Global Witness is campaigning for these micro-targeted ads to be banned in Europe – how significant is it that we’re seeing progress on this issue here, rather than in the US?
That research focused on the US, but we’re conscious that the country is going through quite a lot of turmoil right now. Instead, we’re setting our sights on Europe as an agent for change. Previous polls have shown a similar level of deep discomfort here. European politicians are watching this issue very closely in terms of what it means for the integrity of democracy and the political process. It poses a huge threat to European democracies and threatens to change the way the EU is perceived. The Brexit referendum, for example, made that clear.
We’ve had regulations in place for offline political campaigning for a long time, but we’ve not yet dealt with the complicated issue of how to address it online. There are also big questions around the way in which these political messages are shared. It’s essential there’s real scrutiny and transparency about how algorithms work. Just saying it’s too complicated – and I think even the platforms themselves have said they don’t fully grasp it – is just not good enough.
As well as effectively banning micro-targeted ads, the European Parliament is looking to introduce even more sweeping regulations around these platforms’ anti-competitive nature and the monopoly power that they hold. This is a once in a decade opportunity to make sure that these rules are really tight and touch on the most important issues. It’s encouraging to see one important part of the world take the first step in putting these regulations in place, and we need to make sure the bar is set high.
Has the introduction of the General Data Protection Regulation (GDPR) in Europe played a role in their willingness to address these issues?
That’s where Europe has led in a huge way, and as a European citizen, I feel relieved that I’m under the protection of GDPR. It’s a really strong basis to build on but it is new and there are still a lot of grey areas where incidences that seem to clearly breach the regulation aren’t being investigated or sanctioned. For example, we have strong reason to believe that political microtargeting, in many instances, may well break GDPR because somebody’s consent will have been lost along the process.

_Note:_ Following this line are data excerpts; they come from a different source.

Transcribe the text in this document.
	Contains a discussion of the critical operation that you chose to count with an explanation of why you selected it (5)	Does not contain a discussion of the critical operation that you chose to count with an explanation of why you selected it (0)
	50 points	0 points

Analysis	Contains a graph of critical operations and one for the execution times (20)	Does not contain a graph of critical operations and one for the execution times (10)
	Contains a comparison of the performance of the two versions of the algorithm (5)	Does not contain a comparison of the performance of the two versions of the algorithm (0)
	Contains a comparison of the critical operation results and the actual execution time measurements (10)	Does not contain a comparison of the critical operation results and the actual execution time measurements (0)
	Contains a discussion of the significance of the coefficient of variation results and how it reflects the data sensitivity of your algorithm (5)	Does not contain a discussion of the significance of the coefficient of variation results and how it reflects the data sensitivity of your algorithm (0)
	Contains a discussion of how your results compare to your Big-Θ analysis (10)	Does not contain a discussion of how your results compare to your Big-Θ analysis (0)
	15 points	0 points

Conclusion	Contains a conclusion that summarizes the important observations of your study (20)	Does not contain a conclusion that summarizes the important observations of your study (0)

If that’s the case, that’s huge. This is one of the mainstream processes for the way political campaigns and online advertising happens. But national authorities need the courage and regulatory tools to be able to enforce these regulations and protect people’s rights. I think there’s also a role for civil society organisations and campaigning groups to play, by making clear what those harms are and why action is needed.
What can people do to educate themselves and protect their online data today?
There are a lot of things that people can do to inform themselves and contribute to this fight for online privacy. The Mozilla Foundation is doing great work around this, there are plug-ins that you can download to help track and reveal what is happening with your data, and watching things like Netflix’s The Social Dilemma and talking to your peers about it all helps. We need to make this more of a public conversation to galvanise people to get involved.